The ruling, regarded as the most important in years on corporate-securities law, related to a case brought by investors in Charter Communications, a cable-television firm. They had sued two companies, Scientific Atlanta and Motorola, arguing that they had helped Charter artificially boost its profits in 2000 through its accounting treatment of set-top boxes they had supplied to the cable firm. The court found that because neither Scientific Atlanta nor Motorola made any statements that had been relied on by the investors, they bore no scheme liability.

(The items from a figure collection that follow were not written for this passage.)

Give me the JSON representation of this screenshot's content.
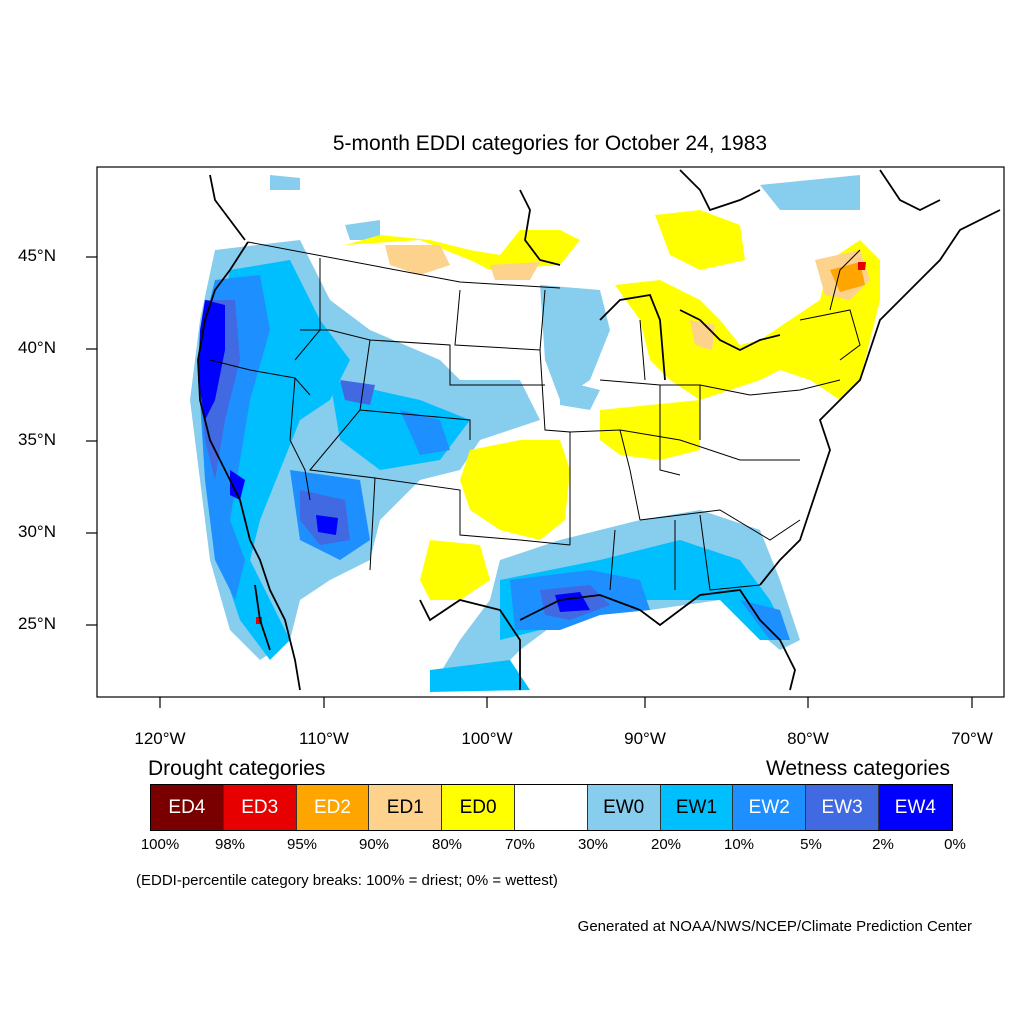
{
  "title": "5-month EDDI categories for October 24, 1983",
  "lat_labels": [
    "45°N",
    "40°N",
    "35°N",
    "30°N",
    "25°N"
  ],
  "lon_labels": [
    "120°W",
    "110°W",
    "100°W",
    "90°W",
    "80°W",
    "70°W"
  ],
  "legend": {
    "drought_title": "Drought categories",
    "wetness_title": "Wetness categories",
    "categories": [
      {
        "label": "ED4",
        "color": "#7a0000",
        "text_color": "#ffffff"
      },
      {
        "label": "ED3",
        "color": "#e60000",
        "text_color": "#ffffff"
      },
      {
        "label": "ED2",
        "color": "#ffa500",
        "text_color": "#ffffff"
      },
      {
        "label": "ED1",
        "color": "#fcd28d",
        "text_color": "#000000"
      },
      {
        "label": "ED0",
        "color": "#ffff00",
        "text_color": "#000000"
      },
      {
        "label": "",
        "color": "#ffffff",
        "text_color": "#000000"
      },
      {
        "label": "EW0",
        "color": "#87cdee",
        "text_color": "#000000"
      },
      {
        "label": "EW1",
        "color": "#00bfff",
        "text_color": "#000000"
      },
      {
        "label": "EW2",
        "color": "#1e8fff",
        "text_color": "#ffffff"
      },
      {
        "label": "EW3",
        "color": "#4169e1",
        "text_color": "#ffffff"
      },
      {
        "label": "EW4",
        "color": "#0000ff",
        "text_color": "#ffffff"
      }
    ],
    "percentiles": [
      "100%",
      "98%",
      "95%",
      "90%",
      "80%",
      "70%",
      "30%",
      "20%",
      "10%",
      "5%",
      "2%",
      "0%"
    ]
  },
  "note": "(EDDI-percentile category breaks: 100% = driest; 0% = wettest)",
  "credit": "Generated at NOAA/NWS/NCEP/Climate Prediction Center"
}
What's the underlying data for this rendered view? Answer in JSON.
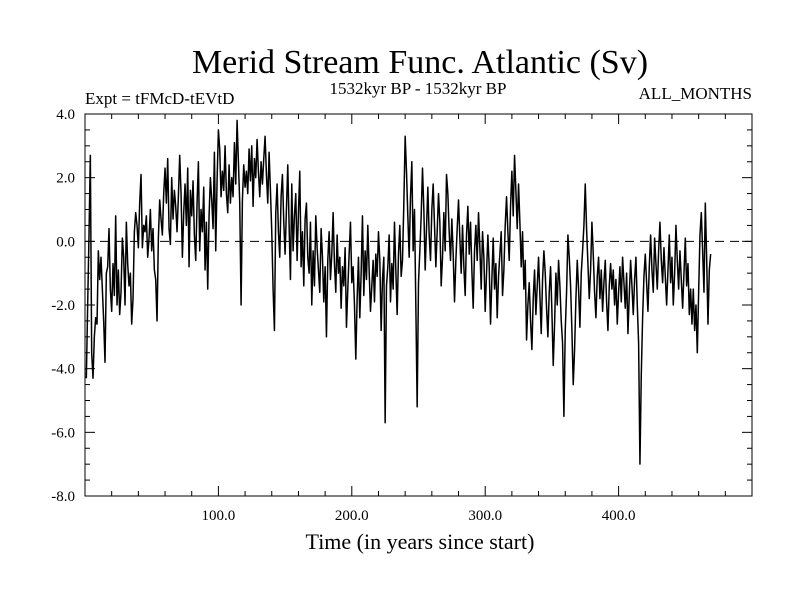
{
  "chart_data": {
    "type": "line",
    "title": "Merid Stream Func. Atlantic (Sv)",
    "subtitle_left": "Expt = tFMcD-tEVtD",
    "subtitle_center": "1532kyr BP - 1532kyr BP",
    "subtitle_right": "ALL_MONTHS",
    "xlabel": "Time (in years since start)",
    "ylabel": "",
    "xlim": [
      0,
      500
    ],
    "ylim": [
      -8,
      4
    ],
    "x_ticks": [
      100,
      200,
      300,
      400
    ],
    "x_tick_labels": [
      "100.0",
      "200.0",
      "300.0",
      "400.0"
    ],
    "y_ticks": [
      -8,
      -6,
      -4,
      -2,
      0,
      2,
      4
    ],
    "y_tick_labels": [
      "-8.0",
      "-6.0",
      "-4.0",
      "-2.0",
      "0.0",
      "2.0",
      "4.0"
    ],
    "reference_line": 0,
    "series": [
      {
        "name": "Merid Stream Func. Atlantic",
        "x_start": 1,
        "x_step": 1,
        "values": [
          -4.3,
          -2.0,
          0.2,
          2.7,
          -3.5,
          -4.3,
          -3.0,
          -2.4,
          -2.6,
          -0.3,
          -1.2,
          -0.5,
          -1.5,
          -2.5,
          -3.8,
          -1.0,
          -0.8,
          0.4,
          -1.5,
          -2.2,
          -0.7,
          -1.7,
          0.8,
          -2.0,
          -0.9,
          -2.3,
          -1.6,
          0.1,
          -0.5,
          -2.0,
          0.6,
          -0.7,
          -1.4,
          -1.0,
          -2.6,
          -1.8,
          0.3,
          0.9,
          0.5,
          -0.2,
          1.2,
          2.1,
          -0.2,
          0.5,
          0.3,
          0.8,
          -0.5,
          0.1,
          1.0,
          -0.3,
          0.4,
          -0.9,
          -1.2,
          -2.5,
          0.1,
          1.3,
          0.7,
          0.2,
          1.5,
          2.3,
          1.2,
          2.6,
          0.4,
          -0.1,
          2.0,
          0.7,
          1.6,
          1.1,
          0.3,
          1.4,
          2.7,
          1.5,
          -0.5,
          0.9,
          1.8,
          0.5,
          2.3,
          -0.8,
          1.6,
          0.8,
          1.9,
          0.2,
          -0.6,
          1.2,
          2.5,
          -0.3,
          1.0,
          0.3,
          1.7,
          -0.9,
          0.6,
          -1.5,
          0.8,
          2.0,
          1.3,
          0.4,
          2.8,
          -0.3,
          1.9,
          3.5,
          2.9,
          1.4,
          2.2,
          1.6,
          3.0,
          1.5,
          0.9,
          2.4,
          1.2,
          2.0,
          1.4,
          3.1,
          1.8,
          3.8,
          2.5,
          1.2,
          -2.0,
          1.3,
          2.4,
          1.7,
          2.2,
          1.5,
          2.9,
          1.9,
          3.0,
          1.1,
          2.6,
          2.0,
          3.2,
          2.2,
          1.4,
          2.5,
          1.8,
          2.6,
          3.3,
          2.1,
          1.2,
          2.8,
          1.6,
          0.3,
          -1.5,
          -2.8,
          0.9,
          1.8,
          0.3,
          -0.5,
          1.4,
          2.1,
          0.6,
          -0.4,
          1.0,
          2.4,
          0.5,
          -1.2,
          1.8,
          -0.3,
          0.8,
          1.5,
          -0.6,
          0.9,
          2.2,
          -0.8,
          0.3,
          -1.4,
          0.7,
          1.2,
          -0.5,
          -1.0,
          0.6,
          -2.0,
          -0.3,
          -1.4,
          0.8,
          -0.2,
          -0.9,
          -1.6,
          0.4,
          -0.5,
          -1.9,
          -0.8,
          -3.0,
          -0.6,
          0.3,
          -1.2,
          -0.4,
          0.9,
          -0.7,
          -1.6,
          0.2,
          -1.0,
          -0.5,
          -2.1,
          -0.8,
          -1.4,
          -0.2,
          -2.7,
          -1.5,
          -0.4,
          0.6,
          -1.3,
          -0.8,
          -2.0,
          -3.7,
          -1.8,
          -0.5,
          -2.4,
          -1.0,
          0.8,
          -1.7,
          -0.3,
          -1.2,
          0.5,
          -0.9,
          -2.2,
          -1.4,
          -0.6,
          -1.9,
          -0.4,
          -1.1,
          0.3,
          -0.6,
          -2.8,
          -1.2,
          -0.5,
          -5.7,
          -1.4,
          -0.8,
          0.2,
          -1.9,
          -0.7,
          -1.5,
          0.6,
          -0.9,
          -2.3,
          -0.4,
          0.5,
          -1.1,
          -0.6,
          1.2,
          3.3,
          2.2,
          0.8,
          -0.5,
          1.4,
          2.5,
          -0.3,
          1.0,
          -2.0,
          -5.2,
          -1.3,
          -0.3,
          0.8,
          2.3,
          1.0,
          -0.9,
          0.4,
          1.7,
          0.2,
          -0.6,
          1.0,
          1.8,
          0.5,
          -0.8,
          0.3,
          1.5,
          0.6,
          -1.4,
          -0.5,
          0.9,
          -0.3,
          2.1,
          1.5,
          0.3,
          -0.6,
          0.7,
          -0.4,
          -1.9,
          -0.6,
          0.4,
          1.3,
          0.1,
          -1.0,
          0.5,
          -0.8,
          -1.7,
          0.2,
          1.1,
          -0.4,
          0.6,
          -0.9,
          -2.1,
          -0.3,
          0.5,
          -0.6,
          0.9,
          -0.2,
          -1.5,
          0.3,
          -0.5,
          -2.2,
          -1.0,
          0.2,
          -0.8,
          -2.6,
          -1.2,
          0.1,
          -1.5,
          -0.7,
          -2.4,
          -1.1,
          -0.4,
          0.3,
          -1.7,
          -0.9,
          0.5,
          1.4,
          0.3,
          -0.6,
          1.1,
          2.2,
          0.8,
          2.7,
          1.6,
          0.4,
          1.8,
          0.6,
          -0.8,
          0.3,
          -1.5,
          -0.6,
          -3.1,
          -2.0,
          -1.3,
          -2.5,
          -3.4,
          -1.8,
          -0.9,
          -2.3,
          -1.4,
          -0.5,
          -1.7,
          -2.9,
          -1.2,
          -0.3,
          -1.0,
          -2.1,
          -3.0,
          -1.6,
          -0.8,
          -2.2,
          -3.9,
          -2.6,
          -1.0,
          -2.0,
          -0.6,
          -1.4,
          -2.5,
          -3.2,
          -5.5,
          -2.8,
          -1.6,
          0.2,
          -0.5,
          -1.4,
          -2.8,
          -4.5,
          -3.4,
          -1.8,
          -0.6,
          -1.5,
          -2.7,
          -1.0,
          -0.3,
          0.5,
          1.8,
          0.4,
          -0.7,
          -1.8,
          -0.9,
          0.6,
          -0.4,
          -1.6,
          -2.4,
          -1.1,
          -0.5,
          -1.8,
          -0.9,
          -2.2,
          -1.3,
          -0.6,
          -1.9,
          -2.8,
          -1.4,
          -0.7,
          -1.5,
          -0.9,
          -2.0,
          -1.2,
          -2.6,
          -1.6,
          -0.8,
          -1.9,
          -0.5,
          -1.3,
          -2.1,
          -1.0,
          -2.9,
          -1.7,
          -0.6,
          -1.4,
          -2.3,
          -1.2,
          -0.5,
          -2.0,
          -3.2,
          -7.0,
          -4.2,
          -2.4,
          -1.1,
          -0.4,
          -1.3,
          -2.2,
          -0.8,
          0.2,
          -0.9,
          -1.6,
          0.1,
          -0.7,
          -1.5,
          -0.3,
          0.6,
          -0.6,
          -1.3,
          -0.2,
          -1.1,
          -2.0,
          -0.9,
          0.2,
          -1.3,
          -0.5,
          -2.0,
          -1.0,
          0.5,
          -0.6,
          -1.5,
          -0.3,
          -1.2,
          -2.1,
          -1.0,
          0.1,
          -1.4,
          -0.7,
          -2.3,
          -1.5,
          -2.6,
          -1.5,
          -2.8,
          -2.0,
          -3.5,
          -1.6,
          0.2,
          0.9,
          -0.3,
          -1.6,
          1.2,
          -0.5,
          -2.6,
          -0.9,
          -0.4
        ]
      }
    ]
  }
}
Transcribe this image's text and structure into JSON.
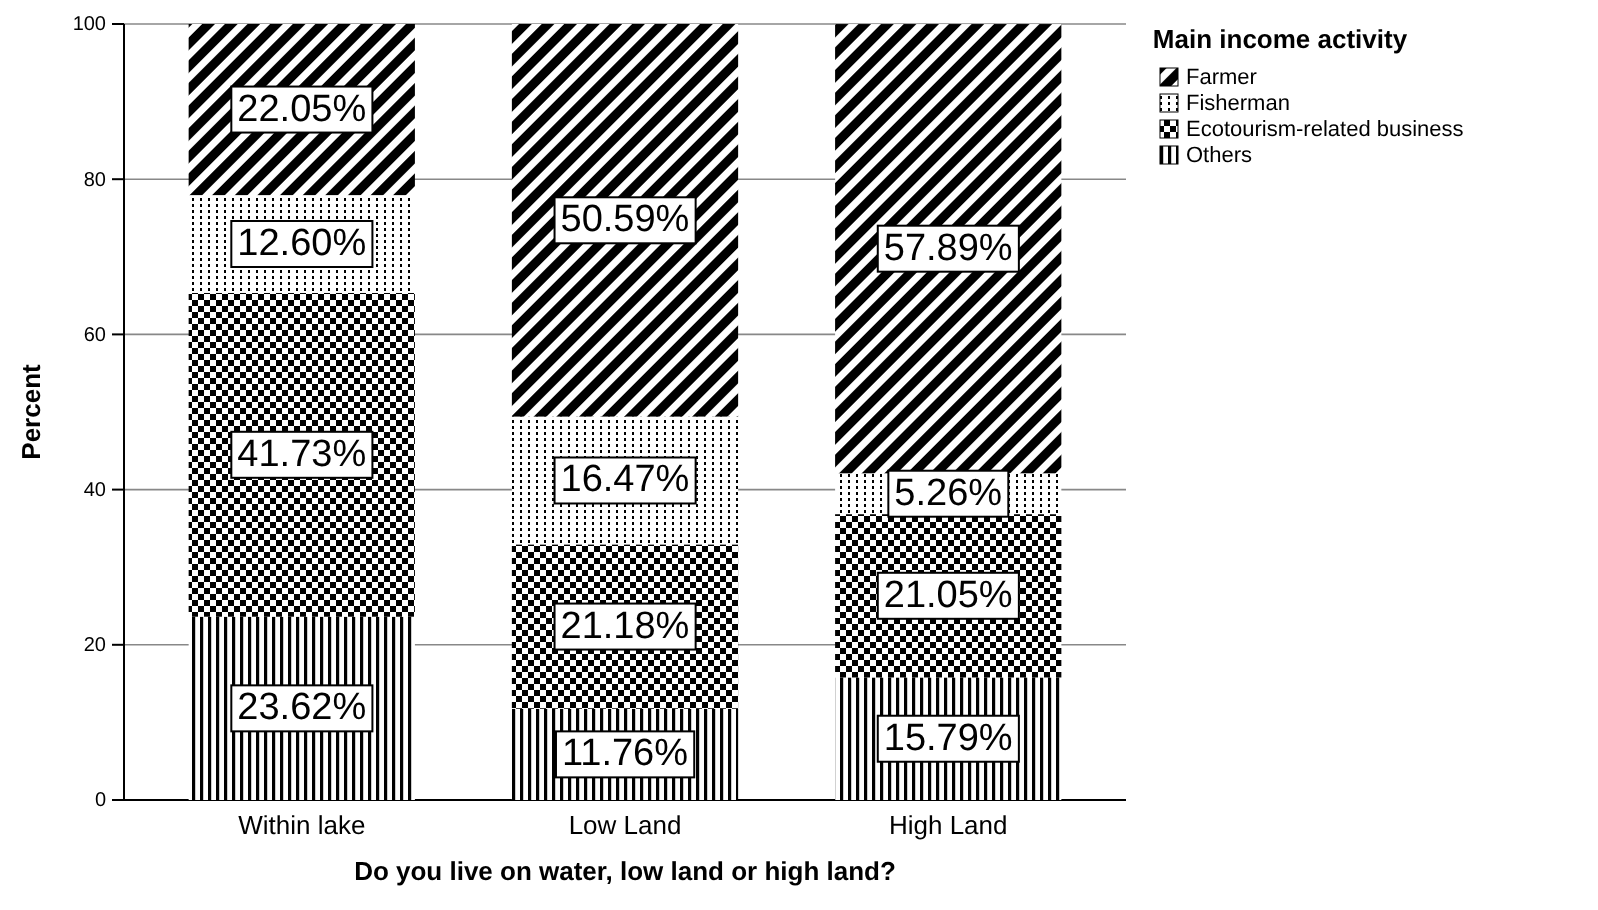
{
  "chart_data": {
    "type": "bar",
    "stacked": true,
    "xlabel": "Do you live on water, low land or high land?",
    "ylabel": "Percent",
    "legend_title": "Main income activity",
    "legend": "top right",
    "grid": "y",
    "categories": [
      "Within lake",
      "Low Land",
      "High Land"
    ],
    "ylim": [
      0,
      100
    ],
    "yticks": [
      0,
      20,
      40,
      60,
      80,
      100
    ],
    "series": [
      {
        "name": "Others",
        "color": "#000000",
        "values": [
          23.62,
          11.76,
          15.79
        ],
        "value_labels": [
          "23.62%",
          "11.76%",
          "15.79%"
        ]
      },
      {
        "name": "Ecotourism-related business",
        "color": "#000000",
        "values": [
          41.73,
          21.18,
          21.05
        ],
        "value_labels": [
          "41.73%",
          "21.18%",
          "21.05%"
        ]
      },
      {
        "name": "Fisherman",
        "color": "#000000",
        "values": [
          12.6,
          16.47,
          5.26
        ],
        "value_labels": [
          "12.60%",
          "16.47%",
          "5.26%"
        ]
      },
      {
        "name": "Farmer",
        "color": "#000000",
        "values": [
          22.05,
          50.59,
          57.89
        ],
        "value_labels": [
          "22.05%",
          "50.59%",
          "57.89%"
        ]
      }
    ]
  }
}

Robert Monks, a corporate-governance activist, had predicted that if the court ruled this way it would further reduce the accountability of American business to shareholders. In the past couple of years the Supreme Court has made several rulings favouring corporate defendants over shareholders. One immediate casualty of the StoneRidge ruling is likely to be a $40 billion class-action suit against the financial-services firms that advised Enron. It is also likely to make it harder to bring successful suits against Wall Street advisers and ratings agencies over the subprime-mortgage meltdown.
Corporate lawyers had argued that, if the court found for the investors, it would increase the already excessive litigation risk facing firms, which acts as a deterrent to doing business in America. Though it is arguably the job of Congress, not the Supreme Court, to worry about the competitiveness of America’s capital markets, that was clearly on the minds of the majority of the justices, who observed that, had they favoured the investors, “overseas firms with no other exposure to our securities laws could be deterred from doing business here…This, in turn, may raise the cost of being a publicly traded company under our law and shift securities offerings away from domestic capital markets.”